薄れゆく意識の中で衝撃を受ける三人の少し後ろに酷く苦しそうな虎くんが見えたのは、果たして幻覚だったのか、それとも。
ともかく、嫌な予感は当たってしまった。
(ひびき、マスカットの顔はみた?)
(どんな人だった?)
(詳しく教えろよ、俺結構ファンなんだ)
また、悪夢。
違いは顔が見えること、知っている声だということ、それが同級生だということ。
結花も、まゆも、梅田君も、好奇心しかないような顔で、何が悪いとも分からない無邪気な顔で、私の傷を深く抉る。
(でも、犯罪者に初めてをとられるなんて可哀想)
(傷物にされちゃったんだもんね)
(可哀想だけど、強姦魔に抱かれた奴相手にはしたくないよな。)
変わらず自分の言っていることは何も間違っていないような顔で当然のように言うもんだから『可哀想』の言葉に感情が欠片も覗けなかった。
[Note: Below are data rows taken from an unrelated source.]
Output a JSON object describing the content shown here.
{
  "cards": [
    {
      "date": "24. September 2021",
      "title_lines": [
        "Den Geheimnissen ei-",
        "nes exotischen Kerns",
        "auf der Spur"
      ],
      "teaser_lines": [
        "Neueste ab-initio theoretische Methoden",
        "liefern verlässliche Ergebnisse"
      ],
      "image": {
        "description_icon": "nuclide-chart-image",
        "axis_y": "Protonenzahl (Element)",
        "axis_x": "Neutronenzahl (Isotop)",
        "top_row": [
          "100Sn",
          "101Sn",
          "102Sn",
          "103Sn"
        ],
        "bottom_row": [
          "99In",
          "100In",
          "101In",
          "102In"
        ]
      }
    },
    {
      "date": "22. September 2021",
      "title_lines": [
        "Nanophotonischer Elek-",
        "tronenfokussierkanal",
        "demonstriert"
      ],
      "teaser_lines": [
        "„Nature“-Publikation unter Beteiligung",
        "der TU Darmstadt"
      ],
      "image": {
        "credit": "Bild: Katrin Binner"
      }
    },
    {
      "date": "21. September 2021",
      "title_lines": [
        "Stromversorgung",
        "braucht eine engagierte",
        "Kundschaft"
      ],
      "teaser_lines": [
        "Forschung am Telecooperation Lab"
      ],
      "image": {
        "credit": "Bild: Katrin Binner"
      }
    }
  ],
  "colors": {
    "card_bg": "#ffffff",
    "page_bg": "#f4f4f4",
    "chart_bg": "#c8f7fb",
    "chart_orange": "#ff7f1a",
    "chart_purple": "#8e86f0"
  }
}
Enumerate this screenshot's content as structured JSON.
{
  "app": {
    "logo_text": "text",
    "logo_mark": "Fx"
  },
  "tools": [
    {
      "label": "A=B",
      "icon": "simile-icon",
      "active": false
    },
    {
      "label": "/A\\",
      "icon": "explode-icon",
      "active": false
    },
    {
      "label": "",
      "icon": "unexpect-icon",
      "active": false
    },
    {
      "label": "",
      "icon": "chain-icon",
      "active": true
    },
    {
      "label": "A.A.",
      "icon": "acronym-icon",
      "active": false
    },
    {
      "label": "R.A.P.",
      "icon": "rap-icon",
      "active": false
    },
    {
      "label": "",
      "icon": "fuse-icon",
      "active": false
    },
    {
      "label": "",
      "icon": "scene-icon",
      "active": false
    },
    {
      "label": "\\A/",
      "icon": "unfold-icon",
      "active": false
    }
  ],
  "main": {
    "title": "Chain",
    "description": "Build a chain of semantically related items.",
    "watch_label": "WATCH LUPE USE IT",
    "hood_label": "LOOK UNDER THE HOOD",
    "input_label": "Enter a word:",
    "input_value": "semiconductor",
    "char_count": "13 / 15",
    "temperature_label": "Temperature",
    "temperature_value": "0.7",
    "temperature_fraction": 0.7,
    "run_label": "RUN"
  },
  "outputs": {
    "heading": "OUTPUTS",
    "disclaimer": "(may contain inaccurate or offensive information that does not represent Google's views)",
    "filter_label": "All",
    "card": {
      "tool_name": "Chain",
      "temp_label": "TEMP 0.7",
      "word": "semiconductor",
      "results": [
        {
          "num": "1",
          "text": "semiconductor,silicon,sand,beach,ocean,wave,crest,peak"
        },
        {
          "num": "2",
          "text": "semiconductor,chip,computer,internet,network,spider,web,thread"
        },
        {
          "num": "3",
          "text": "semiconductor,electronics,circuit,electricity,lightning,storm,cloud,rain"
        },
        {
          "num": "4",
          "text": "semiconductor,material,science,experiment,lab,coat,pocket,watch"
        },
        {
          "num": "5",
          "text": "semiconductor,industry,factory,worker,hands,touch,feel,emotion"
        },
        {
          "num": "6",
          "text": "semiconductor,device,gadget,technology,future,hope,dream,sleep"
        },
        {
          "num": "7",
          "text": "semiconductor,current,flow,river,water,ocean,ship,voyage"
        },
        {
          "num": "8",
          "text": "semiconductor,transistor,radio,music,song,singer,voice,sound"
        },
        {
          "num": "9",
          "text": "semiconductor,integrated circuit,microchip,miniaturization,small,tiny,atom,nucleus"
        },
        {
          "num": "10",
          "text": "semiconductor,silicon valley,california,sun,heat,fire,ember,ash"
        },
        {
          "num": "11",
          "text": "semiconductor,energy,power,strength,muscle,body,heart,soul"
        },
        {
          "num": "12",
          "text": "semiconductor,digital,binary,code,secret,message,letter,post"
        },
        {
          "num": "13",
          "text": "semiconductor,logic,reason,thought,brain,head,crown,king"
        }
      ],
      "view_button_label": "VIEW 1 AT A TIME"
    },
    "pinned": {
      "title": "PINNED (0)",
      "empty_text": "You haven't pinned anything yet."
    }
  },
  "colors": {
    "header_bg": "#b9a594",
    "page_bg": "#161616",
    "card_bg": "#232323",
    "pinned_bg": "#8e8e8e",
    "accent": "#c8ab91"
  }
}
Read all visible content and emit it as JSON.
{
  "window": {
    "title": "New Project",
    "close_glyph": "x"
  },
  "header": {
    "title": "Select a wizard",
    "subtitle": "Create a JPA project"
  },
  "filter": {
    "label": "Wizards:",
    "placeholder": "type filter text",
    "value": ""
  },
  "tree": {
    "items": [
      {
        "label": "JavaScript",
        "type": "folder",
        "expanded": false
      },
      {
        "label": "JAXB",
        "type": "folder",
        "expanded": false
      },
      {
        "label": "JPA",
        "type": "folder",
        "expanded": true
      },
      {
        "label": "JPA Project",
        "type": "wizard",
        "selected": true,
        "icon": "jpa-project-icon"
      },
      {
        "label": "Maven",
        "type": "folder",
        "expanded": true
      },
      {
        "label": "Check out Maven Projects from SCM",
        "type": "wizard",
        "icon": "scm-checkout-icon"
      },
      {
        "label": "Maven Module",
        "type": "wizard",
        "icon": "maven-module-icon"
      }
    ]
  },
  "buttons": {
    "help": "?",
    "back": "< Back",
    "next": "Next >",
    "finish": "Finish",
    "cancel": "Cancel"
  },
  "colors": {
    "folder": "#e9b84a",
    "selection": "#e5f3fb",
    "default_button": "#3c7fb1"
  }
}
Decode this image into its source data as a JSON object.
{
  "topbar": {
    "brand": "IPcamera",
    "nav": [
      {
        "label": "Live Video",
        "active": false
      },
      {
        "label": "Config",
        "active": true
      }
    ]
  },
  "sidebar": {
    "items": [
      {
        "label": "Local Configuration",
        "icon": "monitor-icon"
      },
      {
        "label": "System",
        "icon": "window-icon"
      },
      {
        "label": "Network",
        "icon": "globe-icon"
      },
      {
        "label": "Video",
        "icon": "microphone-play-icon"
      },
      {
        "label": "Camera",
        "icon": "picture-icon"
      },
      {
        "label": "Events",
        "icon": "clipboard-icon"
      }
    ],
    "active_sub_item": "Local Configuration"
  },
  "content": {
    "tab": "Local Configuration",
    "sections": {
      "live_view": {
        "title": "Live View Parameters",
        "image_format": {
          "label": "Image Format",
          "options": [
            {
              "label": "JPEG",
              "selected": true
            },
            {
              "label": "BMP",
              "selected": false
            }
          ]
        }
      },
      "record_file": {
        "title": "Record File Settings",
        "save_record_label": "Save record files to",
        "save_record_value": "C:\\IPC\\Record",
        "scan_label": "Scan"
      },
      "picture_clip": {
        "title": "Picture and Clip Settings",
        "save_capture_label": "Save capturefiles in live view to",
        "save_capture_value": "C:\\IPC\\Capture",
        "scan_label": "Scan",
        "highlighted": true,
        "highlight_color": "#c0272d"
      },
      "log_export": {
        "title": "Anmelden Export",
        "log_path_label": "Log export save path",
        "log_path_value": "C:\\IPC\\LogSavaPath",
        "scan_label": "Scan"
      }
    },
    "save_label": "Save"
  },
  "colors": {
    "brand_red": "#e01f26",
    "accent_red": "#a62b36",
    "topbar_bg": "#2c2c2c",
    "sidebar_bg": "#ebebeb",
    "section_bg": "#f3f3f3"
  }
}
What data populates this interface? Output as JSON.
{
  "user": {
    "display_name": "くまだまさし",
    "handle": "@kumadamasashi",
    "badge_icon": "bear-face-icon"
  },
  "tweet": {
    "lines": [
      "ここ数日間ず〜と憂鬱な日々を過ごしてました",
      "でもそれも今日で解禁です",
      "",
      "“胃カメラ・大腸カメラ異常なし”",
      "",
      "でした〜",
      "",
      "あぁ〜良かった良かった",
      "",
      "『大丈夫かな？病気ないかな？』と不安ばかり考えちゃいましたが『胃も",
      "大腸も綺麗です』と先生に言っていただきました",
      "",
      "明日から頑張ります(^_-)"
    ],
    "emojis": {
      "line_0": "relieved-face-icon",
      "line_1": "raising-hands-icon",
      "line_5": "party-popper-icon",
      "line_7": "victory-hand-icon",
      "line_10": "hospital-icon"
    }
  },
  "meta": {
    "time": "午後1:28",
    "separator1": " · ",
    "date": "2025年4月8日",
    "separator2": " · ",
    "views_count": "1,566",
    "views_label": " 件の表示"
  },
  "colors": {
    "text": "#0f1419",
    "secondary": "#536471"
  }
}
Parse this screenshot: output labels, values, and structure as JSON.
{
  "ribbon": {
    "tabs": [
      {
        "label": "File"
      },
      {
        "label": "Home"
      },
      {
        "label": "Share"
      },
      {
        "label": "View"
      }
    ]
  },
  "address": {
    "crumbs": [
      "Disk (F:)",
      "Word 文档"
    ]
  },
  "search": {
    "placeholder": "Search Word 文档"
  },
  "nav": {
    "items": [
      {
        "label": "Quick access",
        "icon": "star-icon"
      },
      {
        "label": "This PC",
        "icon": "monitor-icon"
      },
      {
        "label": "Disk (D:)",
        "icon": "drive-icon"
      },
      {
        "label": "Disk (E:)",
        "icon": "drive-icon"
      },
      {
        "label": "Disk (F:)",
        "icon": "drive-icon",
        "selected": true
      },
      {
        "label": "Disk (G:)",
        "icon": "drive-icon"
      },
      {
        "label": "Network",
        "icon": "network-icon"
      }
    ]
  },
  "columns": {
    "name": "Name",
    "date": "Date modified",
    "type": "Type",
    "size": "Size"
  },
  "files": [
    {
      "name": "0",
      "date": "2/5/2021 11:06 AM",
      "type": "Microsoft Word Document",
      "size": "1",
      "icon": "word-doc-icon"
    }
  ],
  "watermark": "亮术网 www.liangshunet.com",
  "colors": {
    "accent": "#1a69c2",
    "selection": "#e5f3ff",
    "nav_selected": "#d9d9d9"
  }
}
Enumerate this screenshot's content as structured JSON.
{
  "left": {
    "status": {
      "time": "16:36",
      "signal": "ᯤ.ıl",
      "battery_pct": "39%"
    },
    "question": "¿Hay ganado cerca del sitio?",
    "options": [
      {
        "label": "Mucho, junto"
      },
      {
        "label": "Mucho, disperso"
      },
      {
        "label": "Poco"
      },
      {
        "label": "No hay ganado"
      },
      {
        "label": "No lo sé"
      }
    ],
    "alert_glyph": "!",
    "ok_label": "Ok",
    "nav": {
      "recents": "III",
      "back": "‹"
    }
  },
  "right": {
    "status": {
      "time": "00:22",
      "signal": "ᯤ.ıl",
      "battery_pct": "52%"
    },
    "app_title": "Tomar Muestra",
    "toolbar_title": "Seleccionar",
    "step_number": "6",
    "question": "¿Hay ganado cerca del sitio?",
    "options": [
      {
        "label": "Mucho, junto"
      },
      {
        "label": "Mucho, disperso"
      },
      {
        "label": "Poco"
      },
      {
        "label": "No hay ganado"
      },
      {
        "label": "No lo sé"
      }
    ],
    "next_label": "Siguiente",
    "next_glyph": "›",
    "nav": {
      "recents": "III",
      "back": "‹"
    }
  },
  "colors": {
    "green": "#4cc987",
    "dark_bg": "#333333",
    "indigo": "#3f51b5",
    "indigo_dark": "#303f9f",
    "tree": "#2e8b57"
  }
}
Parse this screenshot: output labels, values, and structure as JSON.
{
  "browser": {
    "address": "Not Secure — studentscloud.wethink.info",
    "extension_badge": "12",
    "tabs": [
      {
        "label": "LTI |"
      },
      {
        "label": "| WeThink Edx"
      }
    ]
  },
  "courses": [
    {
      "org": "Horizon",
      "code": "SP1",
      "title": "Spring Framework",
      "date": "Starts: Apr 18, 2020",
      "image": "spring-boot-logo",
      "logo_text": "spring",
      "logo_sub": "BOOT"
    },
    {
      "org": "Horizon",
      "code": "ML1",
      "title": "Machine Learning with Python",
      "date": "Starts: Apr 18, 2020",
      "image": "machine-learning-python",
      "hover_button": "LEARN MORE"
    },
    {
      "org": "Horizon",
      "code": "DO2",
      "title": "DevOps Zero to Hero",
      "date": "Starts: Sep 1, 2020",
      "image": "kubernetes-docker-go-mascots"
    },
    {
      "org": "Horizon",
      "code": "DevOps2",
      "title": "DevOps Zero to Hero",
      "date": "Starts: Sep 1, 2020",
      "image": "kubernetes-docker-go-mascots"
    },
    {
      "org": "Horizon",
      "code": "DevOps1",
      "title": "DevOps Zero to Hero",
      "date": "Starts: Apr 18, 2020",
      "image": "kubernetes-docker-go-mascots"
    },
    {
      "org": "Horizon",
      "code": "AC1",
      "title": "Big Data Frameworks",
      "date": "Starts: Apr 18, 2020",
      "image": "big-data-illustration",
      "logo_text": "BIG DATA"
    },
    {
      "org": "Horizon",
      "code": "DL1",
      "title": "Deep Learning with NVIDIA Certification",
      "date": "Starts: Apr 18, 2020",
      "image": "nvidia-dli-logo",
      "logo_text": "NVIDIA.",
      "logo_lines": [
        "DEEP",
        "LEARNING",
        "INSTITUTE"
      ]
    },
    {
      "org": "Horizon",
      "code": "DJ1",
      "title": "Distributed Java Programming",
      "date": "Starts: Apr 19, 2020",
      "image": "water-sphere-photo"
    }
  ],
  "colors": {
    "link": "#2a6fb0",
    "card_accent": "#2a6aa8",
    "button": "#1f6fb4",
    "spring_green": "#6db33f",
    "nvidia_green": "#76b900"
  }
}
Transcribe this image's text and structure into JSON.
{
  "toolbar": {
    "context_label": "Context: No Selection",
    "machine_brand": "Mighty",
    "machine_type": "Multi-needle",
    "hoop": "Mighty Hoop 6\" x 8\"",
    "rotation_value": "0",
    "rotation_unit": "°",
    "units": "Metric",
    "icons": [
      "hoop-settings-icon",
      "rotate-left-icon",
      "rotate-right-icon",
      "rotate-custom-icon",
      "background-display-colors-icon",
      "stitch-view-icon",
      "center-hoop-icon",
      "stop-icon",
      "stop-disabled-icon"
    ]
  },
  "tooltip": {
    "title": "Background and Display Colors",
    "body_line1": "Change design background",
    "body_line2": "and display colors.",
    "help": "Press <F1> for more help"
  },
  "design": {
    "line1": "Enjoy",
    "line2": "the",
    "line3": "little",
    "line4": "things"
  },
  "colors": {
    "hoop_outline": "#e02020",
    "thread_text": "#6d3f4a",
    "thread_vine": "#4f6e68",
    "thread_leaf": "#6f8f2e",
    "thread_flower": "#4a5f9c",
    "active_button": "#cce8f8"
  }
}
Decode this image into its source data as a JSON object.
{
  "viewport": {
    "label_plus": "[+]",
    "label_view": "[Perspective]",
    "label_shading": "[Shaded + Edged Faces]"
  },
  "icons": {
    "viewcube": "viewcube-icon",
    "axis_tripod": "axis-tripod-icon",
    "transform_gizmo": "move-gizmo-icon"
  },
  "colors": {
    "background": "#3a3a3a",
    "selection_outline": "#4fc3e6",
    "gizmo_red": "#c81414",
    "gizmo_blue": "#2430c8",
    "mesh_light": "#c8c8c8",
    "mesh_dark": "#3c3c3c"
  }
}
いよいよ覚める、悪夢から逃れられる、そう期待した私に追い撃ちをかけるように現れたのは、虎くん。
(ごめん、俺知らない奴に抱かれた女とは関わりたくない)
汚らわしいものを見るような目で虎くんはそう吐き捨てて、姿を消した。
私は立ち尽くしてしまって流れる涙を拭えないまま目が覚めるのを待つしかなかった。
夢だと分かっていながらも、受け止める方法が見つからなかったのだ。
やっと目が覚めて、美沙さんの心配そうな顔を見ても空元気すらでなかった。
どうしたって苦しくて仕方がなかった。
その原因は分かっている。
幼稚園より前から一緒だったまゆの言葉でもなければ、五年間聞きなれた結花の声でも、クラスを賑わす梅田君の姿でもない。
初めて会った時小さな頃に遊んでいた男の子と重なった姿で、いつも私を呼んでくれていた声で放たれた言葉だったから、私にはどうやって受け止めればいいのか全く分からなかった。
土方虎丸はあんな目もしなければ、あんな言葉も言わない。言うはずがない。
そんなことは二年間ずっと彼の優しさを受けてきた私が一番分かっているのだ。
分かっているのに、それでも苦しさをごまかせないのは、優しさを受けすぎて勘違いしてしまった私が彼に
恋をしていたから。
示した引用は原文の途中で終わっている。